Renault: Electric motors with no rare earths
Panel Verdict
Mei-Lin Tan6.0
vs
7.6The Auditor
6 turns · ~3 min read
Mei-Lin Tanopening
Renault's rare-earth-free motor strategy solves a real supply problem: China controls 70% of rare earth processing, creating genuine geopolitical risk. But "pioneered" misleads. Electrically excited synchronous motors aren't new; they're older than permanent magnet designs. What's novel is scaling them cost-competitively at EV volumes. The E7A projections—92% efficiency, 30% lighter—are engineering targets, not measured results. Until 2027 units exist in the field, these are promises. The real question isn't whether the tech works. It's whether Renault can manufacture it cheaper than competitors will manufacture theirs.
The Auditoropening
Renault's claim doesn't reconcile. They've been mass-producing rare-earth-free motors since 2012—over a decade—yet 90% of the EV market still uses magnets. That's not a technology advantage. That's a market rejection.
If the motors worked, the economics would have forced adoption. Instead, competitors chose magnets. EESM motors are heavier, less efficient, and require more complex power electronics. The real cost isn't lower; it's hidden in the drivetrain. Renault's competitive advantage is a story about supply-chain independence, not performance. That's worth something in a geopolitical moment. But don't call it a breakthrough when the market voted no for thirteen years.
Mei-Lin Tanrebuttal
Your opponent is right that market share isn't adoption—yet. That's the crack where the real argument lives.
A 13-year gap doesn't prove failure; it proves the constraint wasn't engineering. EESM motors work. Renault's shipping them. The question is whether the third-generation motor—30% smaller, 30% lighter, 92% efficiency, 2027—changes the calculus that made competitors say no.
Your opponent claims hidden costs in power electronics. Show me the total-cost-of-ownership comparison for the E7A against rare-earth designs at scale. Until then, "the market voted" is incomplete—markets vote based on available options and current prices.
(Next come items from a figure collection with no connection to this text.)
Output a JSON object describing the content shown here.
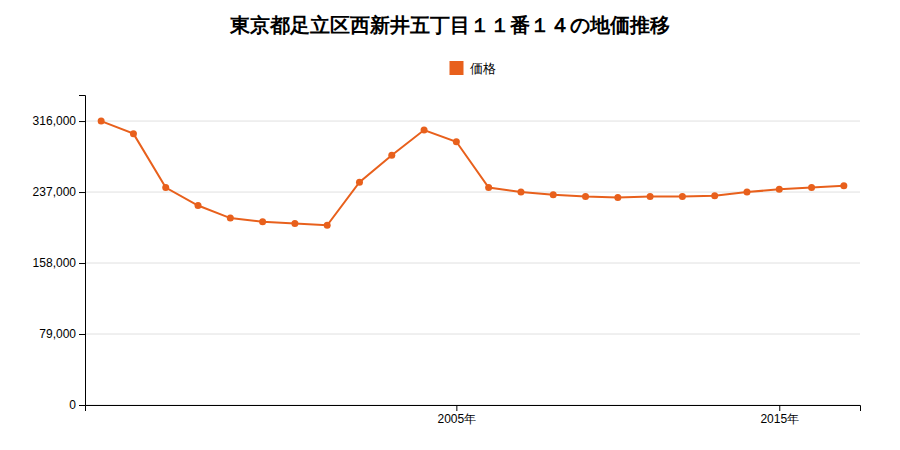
{
  "chart_data": {
    "type": "line",
    "title": "東京都足立区西新井五丁目１１番１４の地価推移",
    "x": [
      1994,
      1995,
      1996,
      1997,
      1998,
      1999,
      2000,
      2001,
      2002,
      2003,
      2004,
      2005,
      2006,
      2007,
      2008,
      2009,
      2010,
      2011,
      2012,
      2013,
      2014,
      2015,
      2016,
      2017
    ],
    "series": [
      {
        "name": "価格",
        "color": "#e8601c",
        "marker": "circle",
        "values": [
          316000,
          302000,
          242000,
          222000,
          208000,
          204000,
          202000,
          200000,
          248000,
          278000,
          306000,
          293000,
          242000,
          237000,
          234000,
          232000,
          231000,
          232000,
          232000,
          233000,
          237000,
          240000,
          242000,
          244000
        ]
      }
    ],
    "xlim": [
      1993.5,
      2017.5
    ],
    "xticks": [
      {
        "value": 2005,
        "label": "2005年"
      },
      {
        "value": 2015,
        "label": "2015年"
      }
    ],
    "ylim": [
      0,
      345000
    ],
    "yticks": [
      0,
      {
        "value": 79000,
        "label": "79,000"
      },
      {
        "value": 158000,
        "label": "158,000"
      },
      {
        "value": 237000,
        "label": "237,000"
      },
      {
        "value": 316000,
        "label": "316,000"
      }
    ],
    "grid": "y",
    "legend": "top"
  }
}
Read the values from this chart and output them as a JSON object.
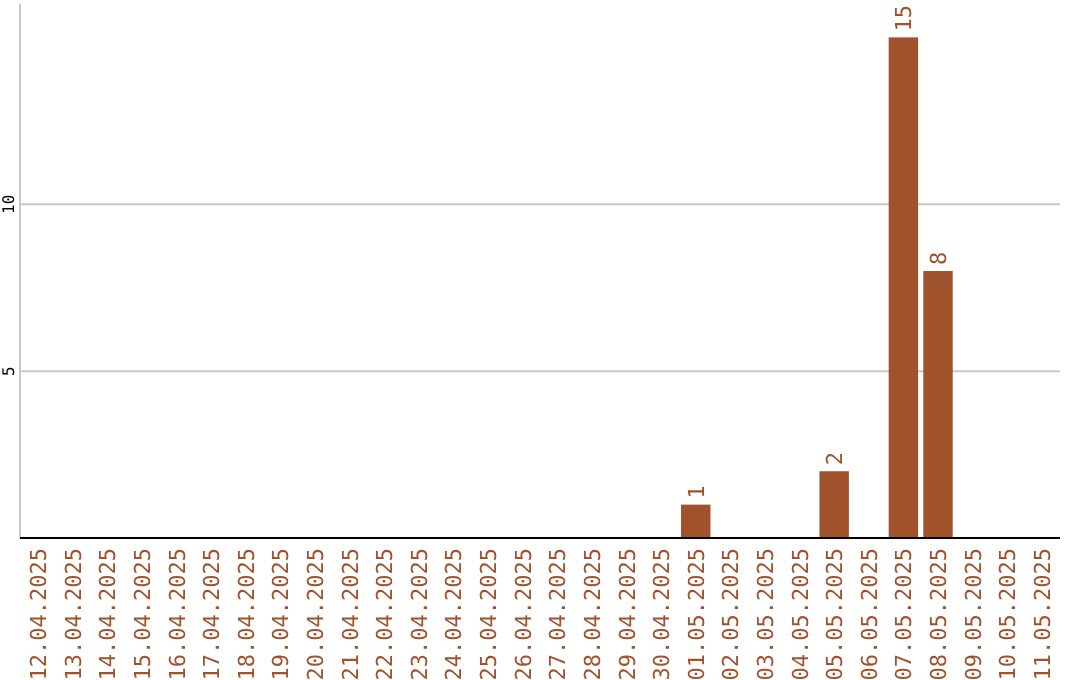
{
  "chart_data": {
    "type": "bar",
    "categories": [
      "12.04.2025",
      "13.04.2025",
      "14.04.2025",
      "15.04.2025",
      "16.04.2025",
      "17.04.2025",
      "18.04.2025",
      "19.04.2025",
      "20.04.2025",
      "21.04.2025",
      "22.04.2025",
      "23.04.2025",
      "24.04.2025",
      "25.04.2025",
      "26.04.2025",
      "27.04.2025",
      "28.04.2025",
      "29.04.2025",
      "30.04.2025",
      "01.05.2025",
      "02.05.2025",
      "03.05.2025",
      "04.05.2025",
      "05.05.2025",
      "06.05.2025",
      "07.05.2025",
      "08.05.2025",
      "09.05.2025",
      "10.05.2025",
      "11.05.2025"
    ],
    "values": [
      0,
      0,
      0,
      0,
      0,
      0,
      0,
      0,
      0,
      0,
      0,
      0,
      0,
      0,
      0,
      0,
      0,
      0,
      0,
      1,
      0,
      0,
      0,
      2,
      0,
      15,
      8,
      0,
      0,
      0
    ],
    "value_labels": [
      null,
      null,
      null,
      null,
      null,
      null,
      null,
      null,
      null,
      null,
      null,
      null,
      null,
      null,
      null,
      null,
      null,
      null,
      null,
      "1",
      null,
      null,
      null,
      "2",
      null,
      "15",
      "8",
      null,
      null,
      null
    ],
    "color": "#a0522d",
    "ylim": [
      0,
      16
    ],
    "yticks": [
      5,
      10
    ],
    "grid": "y"
  }
}
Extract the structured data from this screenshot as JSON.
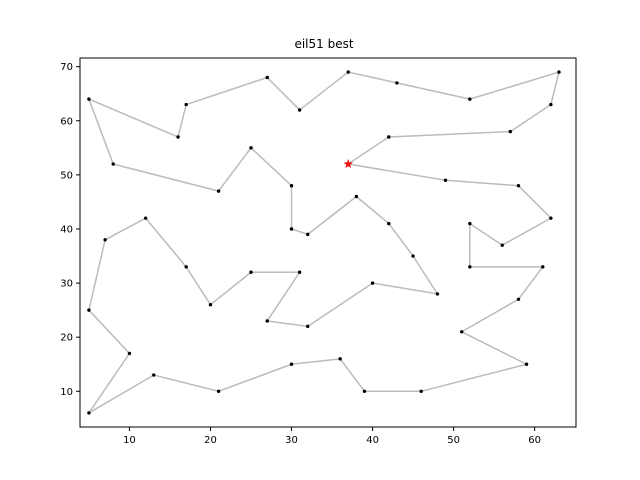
{
  "chart_data": {
    "type": "line",
    "title": "eil51 best",
    "xlabel": "",
    "ylabel": "",
    "xlim": [
      3.9,
      65.1
    ],
    "ylim": [
      3.4,
      71.6
    ],
    "xticks": [
      10,
      20,
      30,
      40,
      50,
      60
    ],
    "yticks": [
      10,
      20,
      30,
      40,
      50,
      60,
      70
    ],
    "grid": false,
    "colors": {
      "route": "#bbbbbb",
      "point": "#000000",
      "start": "#ee1111"
    },
    "start": {
      "x": 37,
      "y": 52,
      "marker": "star"
    },
    "route": [
      [
        37,
        52
      ],
      [
        42,
        57
      ],
      [
        57,
        58
      ],
      [
        62,
        63
      ],
      [
        63,
        69
      ],
      [
        52,
        64
      ],
      [
        43,
        67
      ],
      [
        37,
        69
      ],
      [
        31,
        62
      ],
      [
        27,
        68
      ],
      [
        17,
        63
      ],
      [
        16,
        57
      ],
      [
        5,
        64
      ],
      [
        8,
        52
      ],
      [
        21,
        47
      ],
      [
        25,
        55
      ],
      [
        30,
        48
      ],
      [
        30,
        40
      ],
      [
        32,
        39
      ],
      [
        38,
        46
      ],
      [
        42,
        41
      ],
      [
        45,
        35
      ],
      [
        48,
        28
      ],
      [
        40,
        30
      ],
      [
        32,
        22
      ],
      [
        27,
        23
      ],
      [
        31,
        32
      ],
      [
        25,
        32
      ],
      [
        20,
        26
      ],
      [
        17,
        33
      ],
      [
        12,
        42
      ],
      [
        7,
        38
      ],
      [
        5,
        25
      ],
      [
        10,
        17
      ],
      [
        5,
        6
      ],
      [
        13,
        13
      ],
      [
        21,
        10
      ],
      [
        30,
        15
      ],
      [
        36,
        16
      ],
      [
        39,
        10
      ],
      [
        46,
        10
      ],
      [
        59,
        15
      ],
      [
        51,
        21
      ],
      [
        58,
        27
      ],
      [
        61,
        33
      ],
      [
        52,
        33
      ],
      [
        52,
        41
      ],
      [
        56,
        37
      ],
      [
        62,
        42
      ],
      [
        58,
        48
      ],
      [
        49,
        49
      ],
      [
        37,
        52
      ]
    ]
  }
}
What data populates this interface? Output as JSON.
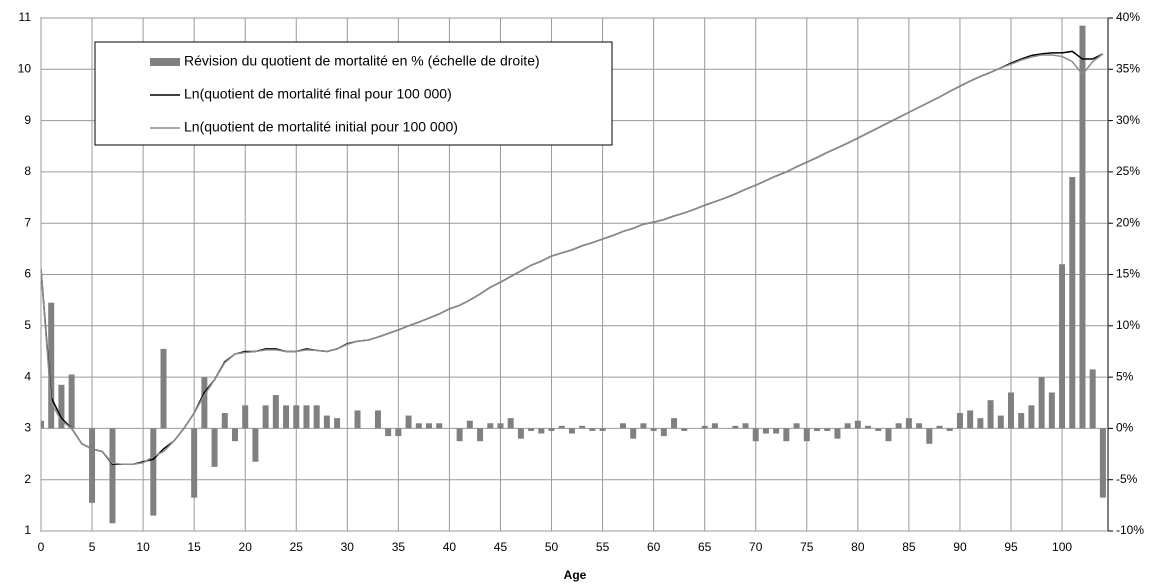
{
  "chart_data": {
    "type": "bar-line",
    "x_label": "Age",
    "x": [
      0,
      1,
      2,
      3,
      4,
      5,
      6,
      7,
      8,
      9,
      10,
      11,
      12,
      13,
      14,
      15,
      16,
      17,
      18,
      19,
      20,
      21,
      22,
      23,
      24,
      25,
      26,
      27,
      28,
      29,
      30,
      31,
      32,
      33,
      34,
      35,
      36,
      37,
      38,
      39,
      40,
      41,
      42,
      43,
      44,
      45,
      46,
      47,
      48,
      49,
      50,
      51,
      52,
      53,
      54,
      55,
      56,
      57,
      58,
      59,
      60,
      61,
      62,
      63,
      64,
      65,
      66,
      67,
      68,
      69,
      70,
      71,
      72,
      73,
      74,
      75,
      76,
      77,
      78,
      79,
      80,
      81,
      82,
      83,
      84,
      85,
      86,
      87,
      88,
      89,
      90,
      91,
      92,
      93,
      94,
      95,
      96,
      97,
      98,
      99,
      100,
      101,
      102,
      103,
      104
    ],
    "xlim": [
      0,
      104.5
    ],
    "xticks": [
      0,
      5,
      10,
      15,
      20,
      25,
      30,
      35,
      40,
      45,
      50,
      55,
      60,
      65,
      70,
      75,
      80,
      85,
      90,
      95,
      100
    ],
    "ylim": [
      1,
      11
    ],
    "yticks": [
      1,
      2,
      3,
      4,
      5,
      6,
      7,
      8,
      9,
      10,
      11
    ],
    "y2lim": [
      -10,
      40
    ],
    "y2ticks": [
      {
        "value": -10,
        "label": "-10%"
      },
      {
        "value": -5,
        "label": "-5%"
      },
      {
        "value": 0,
        "label": "0%"
      },
      {
        "value": 5,
        "label": "5%"
      },
      {
        "value": 10,
        "label": "10%"
      },
      {
        "value": 15,
        "label": "15%"
      },
      {
        "value": 20,
        "label": "20%"
      },
      {
        "value": 25,
        "label": "25%"
      },
      {
        "value": 30,
        "label": "30%"
      },
      {
        "value": 35,
        "label": "35%"
      },
      {
        "value": 40,
        "label": "40%"
      }
    ],
    "grid": true,
    "legend": "top-left",
    "series": [
      {
        "name": "Révision du quotient de mortalité en % (échelle de droite)",
        "type": "bar",
        "axis": "y2",
        "color": "#808080",
        "values": [
          0.75,
          12.25,
          4.25,
          5.25,
          0,
          -7.25,
          0,
          -9.25,
          0,
          0,
          0,
          -8.5,
          7.75,
          0,
          0,
          -6.75,
          5,
          -3.75,
          1.5,
          -1.25,
          2.25,
          -3.25,
          2.25,
          3.25,
          2.25,
          2.25,
          2.25,
          2.25,
          1.25,
          1,
          0,
          1.75,
          0,
          1.75,
          -0.75,
          -0.75,
          1.25,
          0.5,
          0.5,
          0.5,
          0,
          -1.25,
          0.75,
          -1.25,
          0.5,
          0.5,
          1,
          -1,
          -0.25,
          -0.5,
          -0.25,
          0.25,
          -0.5,
          0.25,
          -0.25,
          -0.25,
          0,
          0.5,
          -1,
          0.5,
          -0.25,
          -0.75,
          1,
          -0.25,
          0,
          0.25,
          0.5,
          0,
          0.25,
          0.5,
          -1.25,
          -0.5,
          -0.5,
          -1.25,
          0.5,
          -1.25,
          -0.25,
          -0.25,
          -1,
          0.5,
          0.75,
          0.25,
          -0.25,
          -1.25,
          0.5,
          1,
          0.5,
          -1.5,
          0.25,
          -0.25,
          1.5,
          1.75,
          1,
          2.75,
          1.25,
          3.5,
          1.5,
          2.25,
          5,
          3.5,
          16,
          24.5,
          39.25,
          5.75,
          -6.75
        ]
      },
      {
        "name": "Ln(quotient de mortalité final pour 100 000)",
        "type": "line",
        "color": "#000000",
        "values": [
          6.1,
          3.6,
          3.2,
          3.0,
          2.7,
          2.6,
          2.55,
          2.3,
          2.3,
          2.3,
          2.35,
          2.4,
          2.6,
          2.75,
          3.0,
          3.3,
          3.7,
          3.95,
          4.3,
          4.45,
          4.5,
          4.5,
          4.55,
          4.55,
          4.5,
          4.5,
          4.55,
          4.52,
          4.5,
          4.55,
          4.65,
          4.7,
          4.72,
          4.78,
          4.85,
          4.92,
          5.0,
          5.07,
          5.15,
          5.23,
          5.33,
          5.4,
          5.5,
          5.62,
          5.75,
          5.85,
          5.96,
          6.07,
          6.18,
          6.26,
          6.36,
          6.42,
          6.48,
          6.56,
          6.62,
          6.69,
          6.76,
          6.84,
          6.9,
          6.98,
          7.02,
          7.07,
          7.14,
          7.2,
          7.27,
          7.35,
          7.42,
          7.49,
          7.57,
          7.66,
          7.74,
          7.83,
          7.92,
          8.0,
          8.1,
          8.19,
          8.28,
          8.38,
          8.47,
          8.56,
          8.66,
          8.76,
          8.86,
          8.96,
          9.06,
          9.16,
          9.26,
          9.36,
          9.46,
          9.57,
          9.67,
          9.77,
          9.86,
          9.94,
          10.03,
          10.12,
          10.2,
          10.27,
          10.3,
          10.32,
          10.32,
          10.35,
          10.2,
          10.2,
          10.3
        ]
      },
      {
        "name": "Ln(quotient de mortalité initial pour 100 000)",
        "type": "line",
        "color": "#8c8c8c",
        "values": [
          6.1,
          3.5,
          3.15,
          3.0,
          2.7,
          2.6,
          2.55,
          2.32,
          2.3,
          2.3,
          2.33,
          2.45,
          2.55,
          2.75,
          3.0,
          3.3,
          3.65,
          3.95,
          4.28,
          4.45,
          4.48,
          4.5,
          4.53,
          4.53,
          4.5,
          4.5,
          4.53,
          4.52,
          4.5,
          4.55,
          4.64,
          4.7,
          4.72,
          4.78,
          4.85,
          4.92,
          5.0,
          5.07,
          5.15,
          5.23,
          5.33,
          5.4,
          5.5,
          5.62,
          5.75,
          5.85,
          5.96,
          6.07,
          6.18,
          6.26,
          6.36,
          6.42,
          6.48,
          6.56,
          6.62,
          6.69,
          6.76,
          6.84,
          6.9,
          6.98,
          7.02,
          7.07,
          7.14,
          7.2,
          7.27,
          7.35,
          7.42,
          7.49,
          7.57,
          7.66,
          7.74,
          7.83,
          7.92,
          8.0,
          8.1,
          8.19,
          8.28,
          8.38,
          8.47,
          8.56,
          8.66,
          8.76,
          8.86,
          8.96,
          9.06,
          9.16,
          9.26,
          9.36,
          9.46,
          9.57,
          9.67,
          9.77,
          9.86,
          9.94,
          10.03,
          10.1,
          10.18,
          10.24,
          10.28,
          10.28,
          10.25,
          10.15,
          9.9,
          10.15,
          10.3
        ]
      }
    ]
  }
}
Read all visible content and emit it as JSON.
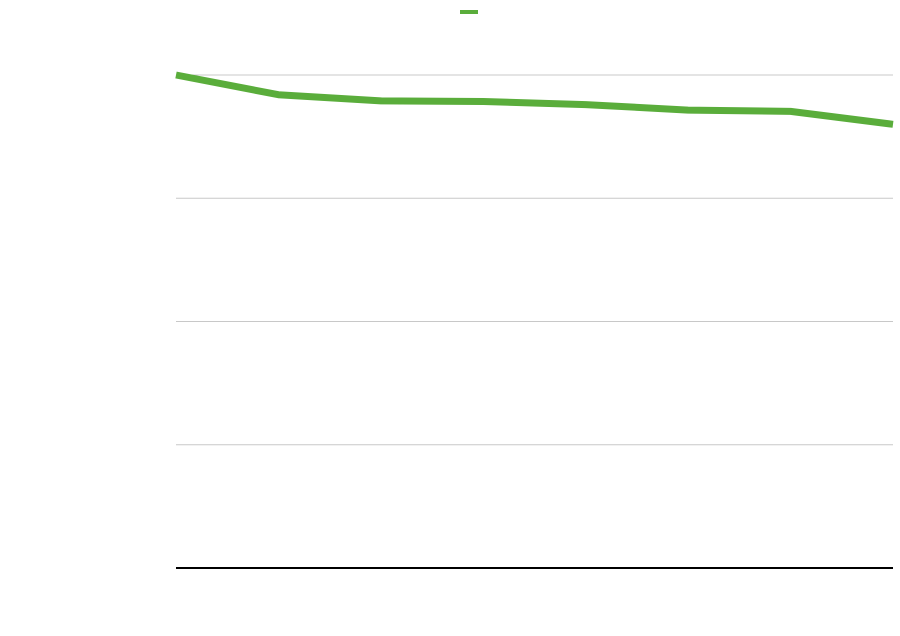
{
  "chart_data": {
    "type": "line",
    "title": "",
    "xlabel": "",
    "ylabel": "",
    "x": [
      0,
      1,
      2,
      3,
      4,
      5,
      6,
      7
    ],
    "series": [
      {
        "name": "",
        "color": "#5aad3b",
        "values": [
          4.0,
          3.84,
          3.79,
          3.785,
          3.76,
          3.715,
          3.705,
          3.6
        ]
      }
    ],
    "ylim": [
      0,
      4
    ],
    "xlim": [
      0,
      7
    ],
    "yticks": [
      0,
      1,
      2,
      3,
      4
    ],
    "grid": true,
    "legend": "top-center"
  }
}
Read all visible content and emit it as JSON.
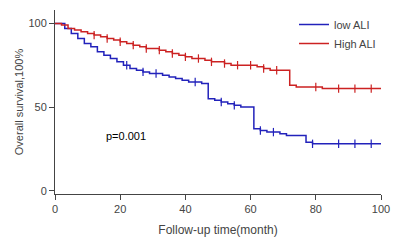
{
  "chart_data": {
    "type": "step",
    "xlabel": "Follow-up time(month)",
    "ylabel": "Overall survival,100%",
    "xlim": [
      0,
      100
    ],
    "ylim": [
      -2,
      108
    ],
    "xticks": [
      0,
      20,
      40,
      60,
      80,
      100
    ],
    "yticks": [
      0,
      50,
      100
    ],
    "grid": false,
    "legend": "upper right",
    "annotations": [
      {
        "text": "p=0.001",
        "x": 15,
        "y": 28
      }
    ],
    "series": [
      {
        "name": "low ALI",
        "color": "#2222bb",
        "x": [
          0,
          3,
          5,
          7,
          9,
          11,
          13,
          15,
          17,
          19,
          21,
          23,
          25,
          27,
          29,
          31,
          33,
          35,
          37,
          39,
          41,
          43,
          45,
          47,
          49,
          51,
          53,
          55,
          57,
          59,
          61,
          63,
          65,
          67,
          69,
          71,
          73,
          75,
          77,
          79,
          100
        ],
        "values": [
          100,
          97,
          94,
          91,
          88,
          86,
          83,
          81,
          79,
          77,
          75,
          73,
          72,
          71,
          70,
          70,
          69,
          68,
          67,
          66,
          65,
          65,
          64,
          55,
          54,
          53,
          52,
          51,
          50,
          50,
          37,
          36,
          35,
          35,
          34,
          33,
          33,
          33,
          29,
          28,
          28
        ],
        "censored": {
          "marker": "line-ns",
          "x": [
            22,
            27,
            31,
            43,
            51,
            55,
            63,
            67,
            79,
            87,
            92,
            97
          ],
          "values": [
            75,
            71,
            70,
            65,
            53,
            51,
            36,
            35,
            28,
            28,
            28,
            28
          ]
        }
      },
      {
        "name": "High ALI",
        "color": "#cc2222",
        "x": [
          0,
          2,
          4,
          6,
          8,
          10,
          12,
          14,
          16,
          18,
          20,
          22,
          24,
          26,
          28,
          30,
          32,
          34,
          36,
          38,
          40,
          42,
          44,
          46,
          48,
          50,
          52,
          54,
          56,
          58,
          60,
          62,
          64,
          66,
          68,
          70,
          72,
          74,
          76,
          78,
          80,
          82,
          100
        ],
        "values": [
          100,
          99,
          97,
          96,
          95,
          94,
          93,
          92,
          91,
          90,
          89,
          88,
          87,
          86,
          85,
          85,
          84,
          83,
          82,
          81,
          80,
          79,
          79,
          78,
          77,
          77,
          76,
          75,
          75,
          75,
          75,
          74,
          73,
          72,
          72,
          72,
          63,
          62,
          62,
          62,
          62,
          61,
          61
        ],
        "censored": {
          "marker": "line-ns",
          "x": [
            12,
            16,
            20,
            24,
            28,
            32,
            36,
            40,
            44,
            48,
            52,
            56,
            60,
            64,
            68,
            80,
            87,
            92,
            97
          ],
          "values": [
            93,
            91,
            89,
            87,
            85,
            84,
            82,
            80,
            79,
            77,
            76,
            75,
            75,
            73,
            72,
            62,
            61,
            61,
            61
          ]
        }
      }
    ]
  }
}
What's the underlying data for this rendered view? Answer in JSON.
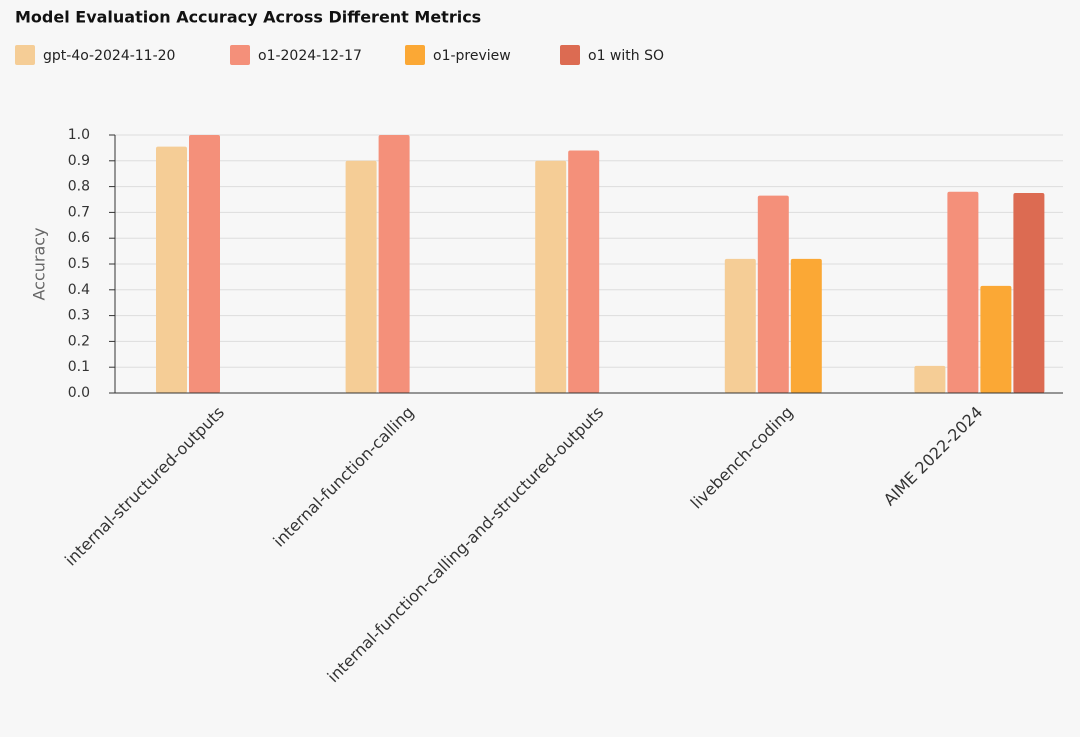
{
  "chart_data": {
    "type": "bar",
    "title": "Model Evaluation Accuracy Across Different Metrics",
    "y_label": "Accuracy",
    "categories": [
      "internal-structured-outputs",
      "internal-function-calling",
      "internal-function-calling-and-structured-outputs",
      "livebench-coding",
      "AIME 2022-2024"
    ],
    "series": [
      {
        "name": "gpt-4o-2024-11-20",
        "color": "#f5cd96",
        "values": [
          0.955,
          0.9,
          0.9,
          0.52,
          0.105
        ]
      },
      {
        "name": "o1-2024-12-17",
        "color": "#f4907a",
        "values": [
          1.0,
          1.0,
          0.94,
          0.765,
          0.78
        ]
      },
      {
        "name": "o1-preview",
        "color": "#fba835",
        "values": [
          null,
          null,
          null,
          0.52,
          0.415
        ]
      },
      {
        "name": "o1 with SO",
        "color": "#dc6b52",
        "values": [
          null,
          null,
          null,
          null,
          0.775
        ]
      }
    ],
    "ylim": [
      0,
      1.0
    ],
    "yticks": [
      {
        "value": 0,
        "label": "0.0"
      },
      0.1,
      0.2,
      0.3,
      0.4,
      0.5,
      0.6,
      0.7,
      0.8,
      0.9,
      {
        "value": 1.0,
        "label": "1.0"
      }
    ],
    "grid": true
  }
}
A genuinely superior third-generation motor is a different option.
The Auditorrebuttal
You're asking me to ignore thirteen years of market rejection. I won't.
Renault shipped EESM in 2012. Competitors had thirteen years to adopt it. They didn't. Engineering doesn't stay secret that long—Mercedes, Tesla, BMW all have motor labs. The constraint wasn't access to the patent; it was total cost of ownership. Power electronics for wound-field motors are cheaper at scale than the control systems EESM requires. That math doesn't change because the motor gets lighter.
Show me E7A total system cost versus a 2027 rare-earth motor at equivalent volume. Until you do, "genuinely superior" is a claim, not a reconciliation.
Mei-Lin Tanclosing
Your cost objection is reasonable, but it rests on incomplete data. You're right that market adoption signals something—but what? Renault's margins on EESM, their supply chain lock-in on rare earths, and what competitors could versus chose to do are different questions. A 2012 motor and a 2027 motor separated by fifteen years of semiconductor advancement aren't equivalent. The E7A's 30% weight reduction compounds across battery size, cooling systems, frame engineering. Show me those cascading cost offsets don't exist, and I'll concede the math. Until then, market rejection of 2012 technology doesn't invalidate 2027 claims. You're comparing different products.
The Auditorclosing
The claim doesn't reconcile. Renault's been producing EESM since 2012—fifteen years of claimed advantage. In that span, Tesla, BYD, and Volkswagen have captured 70% of EV market share. Renault's global EV sales rank fifth. If the motor was genuinely superior, cash would follow. It hasn't. The E7A promises 92% efficiency in 2027. Current magnet motors already achieve that. Weight and size matter only if they translate to cheaper pack cost or range. Show me the price of the 2027 Renault versus a 2027 competitor with identical range. Until then, a fifteen-year market rejection speaks louder than engineering specs.